Declarative workflows turn ease of use and reproducibility into first-class capabilities any data professional can leverage. Every ML toolchain I’ve seen has some imperative component in it. These components need to be explicitly instructed on how to handle various scenarios. Every imperative component adds new choices to be made, which adds complexity and introduces ways for the workflow to fail, bugs to be introduced, and disagreements to break out between data scientists and machine learning engineers. Even when a single MLOps component does conform to a declarative mindset, without the entire workflow being declarative end-to-end, it does not compare to the experience of operational AI. Somewhere the workflow breaks down and exposes the underlying complexity to the end user.
Every MLOps system I’ve seen is a complex arrangement of specialized tools used in lieu of a more elegant chain that is not yet realized. Operational AI begins with an end-to-end design. The MLOps ecosystem has developed into a swamp of point solutions. It is extremely complex and harrowing to try to solve an AI use case end to end without an operational system. Large companies that must leverage AI typically do so by employing dozens or hundreds of ML engineers to maintain various use cases (and, you’re not Google). Personnel directly scales with the number of use cases, which is never a good thing. This is exactly why high-tech companies have begun leveraging operational AI systems internally — it drastically cuts down the complexity while keeping scale under control.
There are entire communities dedicated to discussing, evaluating, and troubleshooting MLOps tools. Few report that MLOps adoption is going well at their company, and fewer still seem to understand what’s going on in the ecosystem. We could wallpaper a room with all the different MLOps ecosystem diagrams that exist, each with dozens upon dozens of technologies and non-overlapping categories with little consistency in product placement between diagrams (if the experts can’t agree on what the tools do, what hope is there for the rest of us?).

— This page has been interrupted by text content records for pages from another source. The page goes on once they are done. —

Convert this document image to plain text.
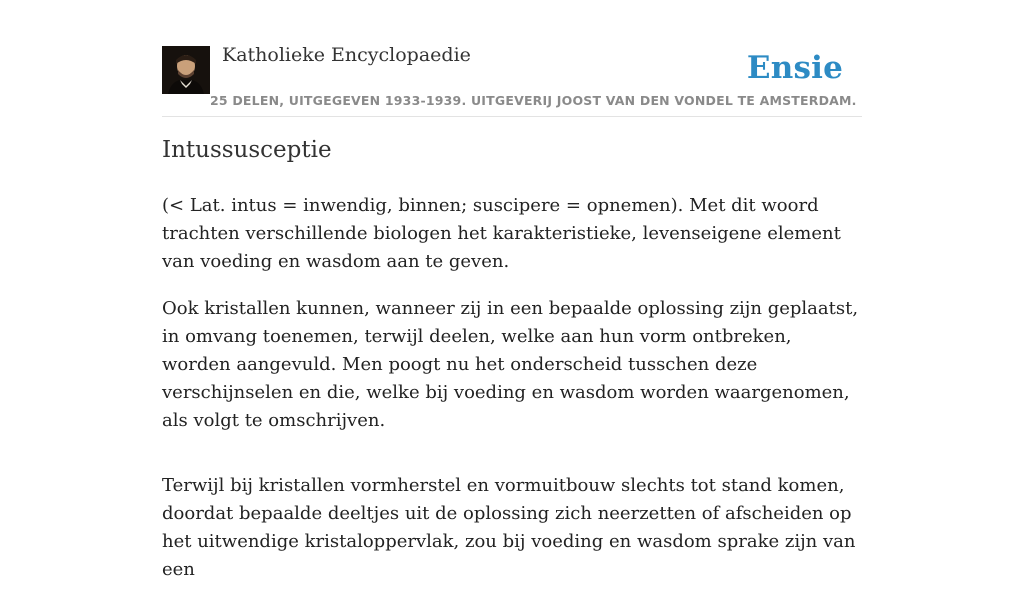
Katholieke Encyclopaedie	Ensie
25 DELEN, UITGEGEVEN 1933-1939. UITGEVERIJ JOOST VAN DEN VONDEL TE AMSTERDAM.
Intussusceptie

(< Lat. intus = inwendig, binnen; suscipere = opnemen). Met dit woord trachten verschillende biologen het karakteristieke, levenseigene element van voeding en wasdom aan te geven.

Ook kristallen kunnen, wanneer zij in een bepaalde oplossing zijn geplaatst, in omvang toenemen, terwijl deelen, welke aan hun vorm ontbreken, worden aangevuld. Men poogt nu het onderscheid tusschen deze verschijnselen en die, welke bij voeding en wasdom worden waargenomen, als volgt te omschrijven.

Terwijl bij kristallen vormherstel en vormuitbouw slechts tot stand komen, doordat bepaalde deeltjes uit de oplossing zich neerzetten of afscheiden op het uitwendige kristaloppervlak, zou bij voeding en wasdom sprake zijn van een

If this is “right”, I’d rather be wrong. I understand the appeal of having a workflow that is flexible but using an end-to-end tool doesn’t mean that we have to sacrifice flexibility.
The last major contrast that I’d like to make is that operational AI is very likely to embrace a data-centric approach. In a previous article, I discussed the evolution of ML platforms over the years, from code-centric to model-centric, and now to the newly emerging data-centric. The majority of MLOps tools land squarely in the model-centric or code-centric approach to AI, which we know are difficult to carry through an operational workflow.
Fundamentally, the data-centric approach couples closely with an end-to-end workflow. Indeed, it’s difficult to break the end-to-end focus and still retain a data-centric mantra as many of the intermediate stages in the ML pipeline are inherently focused on non-data artifacts. It’s only through abstraction that we can truly take advantage of the benefits of data-centricity. The data-centric approach additionally synergizes nicely with the declarative nature of operational AI, as it enables non-expert users to build technically sound AI workflows while focusing entirely on the input data sets.
In Part 2, we’ll deep dive into Operational AI and provide a design framework to build upon.
Bonus: Companies who are building and utilizing operational AI systems have created yet another role on the data team: the machine learning platform engineer — i.e. one who builds and maintains an operational AI system. At the time of writing, there appear to be less than 200 people on LinkedIn claiming this title, compared with over 40,000 who are machine learning engineers.